Zé Manuel jogou futebol cerca de 25 anos. O trajeto começou aos 17, no Maikes Fraião, ao lado de casa. E algo ao acaso. A tal «oportunidade» natural.

«Eu nasci em 1975. No meu tempo, não havia formação como hoje. Era praticamente juniores e seniores. Comecei na minha freguesia e não pude assinar o meu primeiro contrato, era menor. Quem assinou foram os meus pais. Nesse primeiro ano em que joguei federado, a minha freguesia tinha dificuldades em arranjar jogadores. Fizeram captações e eu, como muitos, fui treinar ao sábado de manhã e fui surpreendido no final, se queria fazer parte do plantel para a época seguinte. Assim começou. Aos 21, tive o convite do Taipas. Antes, era sempre o melhor marcador da minha equipa», recorda.
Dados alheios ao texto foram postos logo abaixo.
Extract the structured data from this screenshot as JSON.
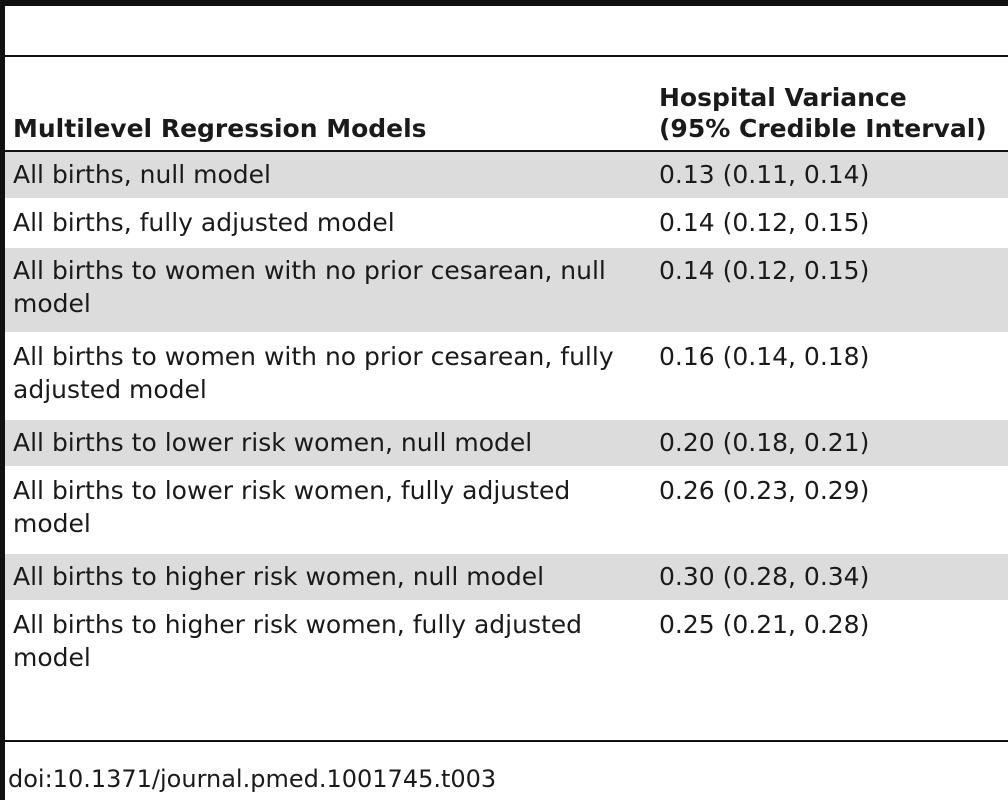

Da escalada até ao topo competitivo em Portugal, Zé Manuel encarou com a mesma naturalidade o fim. Fez a última época nos campeonatos profissionais em 2012, no Trofense, ano em que voltou ao Boavista, no Campeonato de Portugal. Mais tarde, as divisões distritais, de novo no Taipas, até ao Martim.
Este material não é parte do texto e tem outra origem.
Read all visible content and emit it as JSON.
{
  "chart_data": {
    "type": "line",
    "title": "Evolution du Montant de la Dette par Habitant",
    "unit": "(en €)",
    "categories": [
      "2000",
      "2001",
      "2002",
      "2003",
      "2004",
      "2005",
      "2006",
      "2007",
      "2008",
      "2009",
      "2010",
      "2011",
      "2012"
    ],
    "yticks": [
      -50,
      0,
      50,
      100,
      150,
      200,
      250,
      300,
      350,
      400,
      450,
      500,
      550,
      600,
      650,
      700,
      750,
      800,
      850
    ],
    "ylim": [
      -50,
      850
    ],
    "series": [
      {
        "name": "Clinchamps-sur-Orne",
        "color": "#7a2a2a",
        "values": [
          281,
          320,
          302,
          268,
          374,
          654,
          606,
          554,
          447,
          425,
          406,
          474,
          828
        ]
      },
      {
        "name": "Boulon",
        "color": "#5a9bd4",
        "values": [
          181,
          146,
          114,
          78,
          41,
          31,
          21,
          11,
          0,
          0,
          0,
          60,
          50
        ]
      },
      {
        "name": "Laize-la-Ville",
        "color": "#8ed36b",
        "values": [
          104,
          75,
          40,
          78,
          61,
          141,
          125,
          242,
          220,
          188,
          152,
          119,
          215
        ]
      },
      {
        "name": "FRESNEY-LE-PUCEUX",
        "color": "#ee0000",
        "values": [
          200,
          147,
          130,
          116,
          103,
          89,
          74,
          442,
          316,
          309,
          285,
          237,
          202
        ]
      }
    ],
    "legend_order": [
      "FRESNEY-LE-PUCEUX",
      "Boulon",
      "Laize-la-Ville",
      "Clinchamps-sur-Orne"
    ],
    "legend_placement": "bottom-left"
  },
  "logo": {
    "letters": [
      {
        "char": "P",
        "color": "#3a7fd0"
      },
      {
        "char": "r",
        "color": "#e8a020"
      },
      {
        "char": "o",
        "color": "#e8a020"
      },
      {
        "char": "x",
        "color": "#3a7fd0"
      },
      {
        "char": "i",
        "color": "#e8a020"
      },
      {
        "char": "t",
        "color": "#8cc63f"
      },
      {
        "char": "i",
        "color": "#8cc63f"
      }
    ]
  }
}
«Eu questionava-me: só consigo jogar se estiver bem comigo mesmo. Quando acabei a carreira, tive convites para jogar. Disse que não. Não estava para mais sacrifício: pôr a pé às 7h30 e chegar a casa às dez da noite, não é vida. No inverno, praticamente não via os meus filhos. Quando vi que tinha uma vida não familiar, disse “chega”», afirma.

Depois das vivências, as memórias e os contactos. «No futebol, aparece tudo: os bons, os maus e os que não interessam. Mas os bons, guardamos os contactos. Aos anos que passei o primeiro ano nas Taipas [1997] e ainda hoje tenho contactos. De vez em quando, marcamos um jantar. Não é só chegar à Primeira Liga, ter fama e conhecer as pessoas. Antes já conhecia as pessoas nas Taipas e noutros clubes, tenho a mesma amizade e respeito», frisa.

Zé Manuel foi um «pé canhão» e veloz que deu dores de cabeça a muitos adversários. Hoje, o futebol, as estruturas, a preparação e os aspetos táticos parecem tornar raro o sucesso de jogadores como este minhoto teve em Portugal. É mesmo assim, Zé? «Há muitos jogadores melhores que o Zé Manuel (risos). Agora, se calhar chegar à Liga da maneira que cheguei, depressa, sem formação, hoje se calhar aparece um em 1000. A minha formação era faltar aos estudos para ir jogar com os amigos. Costumo dizer que não tenho os estudos, mas os estudos deram-me a formação de futebol», reforça.

A brincadeira no Trofense e a questão de treinador

Um quarto de século de balneários e relvados tem muitas histórias para contar e há uma que Zé Manuel recorda de um colega de equipa, no Trofense. «Ele era daqueles que falava mais e uma altura pegamos nele, metemo-lo na marquesa, fita isoladora, pernas e braços atados, levámo-lo ao campo, pusemo-lo em cima da linha de golo e pegamos em bolas e chutamos contra ele, na brincadeira», revela.

E se houve este Zé Manuel jogador, dificilmente haverá um treinador. «Muita gente questiona: "porque é que não estás num clube? Não queres ser treinador?" Eu comecei do zero, fui lá acima e, consoante a idade, vamos caindo. Quem vai de baixo, chega à Liga e torna cá abaixo e, depois de deixar de jogar futebol, começa a treinar clubes por baixo, é difícil. Não quero ser treinador, nem estar ligado ao futebol. Se alguém me fizer o convite, ainda penso duas vezes. Sei o que passei, as dificuldades. E hoje, no futebol, é meio mundo a lixar meio mundo. Percebeu o que quis dizer?», atira.

Assim sendo, Zé Manuel quer «muitos anos de uma vida normal» fora do futebol. Por estes dias, é provável vê-lo ao volante de um pesado do Minho à Galiza, nesta estrada da vida.